# 数据预处理

由于我们的数据集的文件名是以type.num.jpg这样的方式命名的，比如cat.0.jpg，但是使用 Keras 的 ImageDataGenerator 需要将不同种类的图片分在不同的文件夹中，因此我们需要对数据集进行预处理。这里我们采取的思路是创建符号链接(symbol link)，这样的好处是不用复制一遍图片，占用不必要的空间。

In [1]:
#https://github.com/ypwhs/dogs_vs_cats


import os
import shutil

DIR = "/Users/chris/gitspace/data/cat_dog"

train_filenames = os.listdir(DIR + '/train/')
train_cat = filter(lambda x:x[:3] == 'cat', train_filenames)
train_dog = filter(lambda x:x[:3] == 'dog', train_filenames)

def rmrf_mkdir(dirname):
    if os.path.exists(dirname):
        shutil.rmtree(dirname)
    os.mkdir(dirname)

rmrf_mkdir(DIR + '/train2')
os.mkdir(DIR + '/train2/cat')
os.mkdir(DIR + '/train2/dog')

rmrf_mkdir(DIR + '/test2')
os.symlink(DIR + '/test', DIR + '/test2/test')
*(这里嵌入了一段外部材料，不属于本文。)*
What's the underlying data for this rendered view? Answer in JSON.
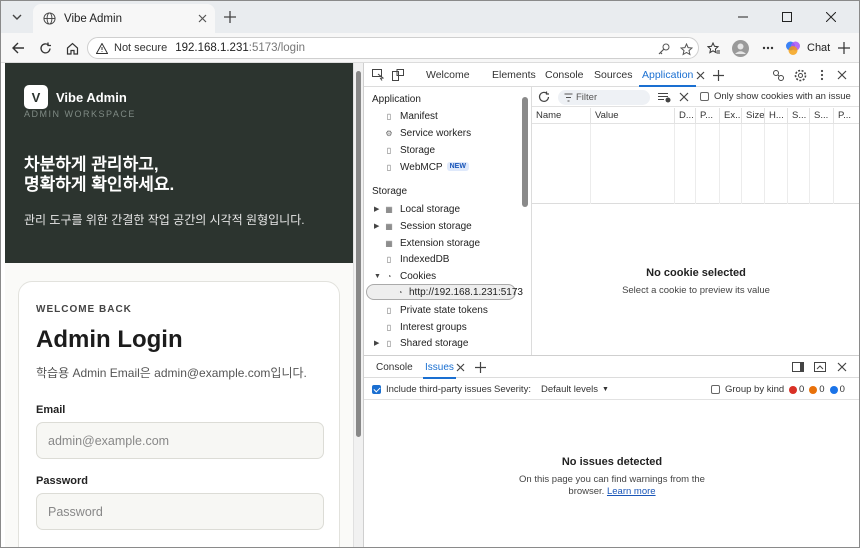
{
  "browser": {
    "tab_title": "Vibe Admin",
    "not_secure": "Not secure",
    "url_host": "192.168.1.231",
    "url_rest": ":5173/login",
    "chat_label": "Chat"
  },
  "page": {
    "logo_letter": "V",
    "brand": "Vibe Admin",
    "brand_sub": "ADMIN WORKSPACE",
    "headline_1": "차분하게 관리하고,",
    "headline_2": "명확하게 확인하세요.",
    "hero_desc": "관리 도구를 위한 간결한 작업 공간의 시각적 원형입니다.",
    "welcome": "WELCOME BACK",
    "title": "Admin Login",
    "desc": "학습용 Admin Email은 admin@example.com입니다.",
    "email_label": "Email",
    "email_placeholder": "admin@example.com",
    "password_label": "Password",
    "password_placeholder": "Password"
  },
  "devtools": {
    "tabs": [
      "Welcome",
      "Elements",
      "Console",
      "Sources",
      "Application"
    ],
    "sidebar": {
      "app_header": "Application",
      "app_items": [
        "Manifest",
        "Service workers",
        "Storage",
        "WebMCP"
      ],
      "new_badge": "NEW",
      "storage_header": "Storage",
      "storage_items": [
        "Local storage",
        "Session storage",
        "Extension storage",
        "IndexedDB",
        "Cookies"
      ],
      "cookie_origin": "http://192.168.1.231:5173",
      "more_items": [
        "Private state tokens",
        "Interest groups",
        "Shared storage"
      ]
    },
    "cookies": {
      "filter_placeholder": "Filter",
      "only_issue": "Only show cookies with an issue",
      "columns": [
        "Name",
        "Value",
        "D...",
        "P...",
        "Ex...",
        "Size",
        "H...",
        "S...",
        "S...",
        "P..."
      ],
      "no_selected": "No cookie selected",
      "no_selected_desc": "Select a cookie to preview its value"
    },
    "drawer": {
      "tabs": [
        "Console",
        "Issues"
      ],
      "include_third_party": "Include third-party issues",
      "severity_label": "Severity:",
      "severity_value": "Default levels",
      "group_by_kind": "Group by kind",
      "counts": [
        "0",
        "0",
        "0"
      ],
      "no_issues": "No issues detected",
      "no_issues_desc": "On this page you can find warnings from the browser.",
      "learn_more": "Learn more"
    }
  }
}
for filename in train_cat:
    os.symlink(DIR + '/train/'+filename, DIR + '/train2/cat/'+filename)

for filename in train_dog:
    os.symlink(DIR + '/train/'+filename, DIR + '/train2/dog/'+filename)


In [None]:
├── test [12500 images]
├── test.zip
├── test2
│   └── test -> ../test/
├── train [25000 images]
├── train.zip
└── train2
    ├── cat [12500 images]
    └── dog [12500 images]

In [2]:
from keras.models import *
from keras.layers import *
from keras.applications import *
from keras.preprocessing.image import *

import h5py

def write_gap(MODEL, image_size, lambda_func=None):
    width = image_size[0]
    height = image_size[1]
    input_tensor = Input((height, width, 3))
    x = input_tensor
    if lambda_func:
        x = Lambda(lambda_func)(x)
    
    base_model = MODEL(input_tensor=x, weights='imagenet', include_top=False)
    model = Model(base_model.input, GlobalAveragePooling2D()(base_model.output))

    gen = ImageDataGenerator()
    train_generator = gen.flow_from_directory("train2", image_size, shuffle=False, 
                                              batch_size=16)
    test_generator = gen.flow_from_directory("test2", image_size, shuffle=False, 
                                             batch_size=16, class_mode=None)

    train = model.predict_generator(train_generator, train_generator.nb_sample)
    test = model.predict_generator(test_generator, test_generator.nb_sample)
    with h5py.File("gap_%s.h5"%MODEL.func_name) as h:
        h.create_dataset("train", data=train)
        h.create_dataset("test", data=test)
        h.create_dataset("label", data=train_generator.classes)

write_gap(ResNet50, (224, 224))
write_gap(InceptionV3, (299, 299), inception_v3.preprocess_input)
write_gap(Xception, (299, 299), xception.preprocess_input)

ImportError: No module named 'keras'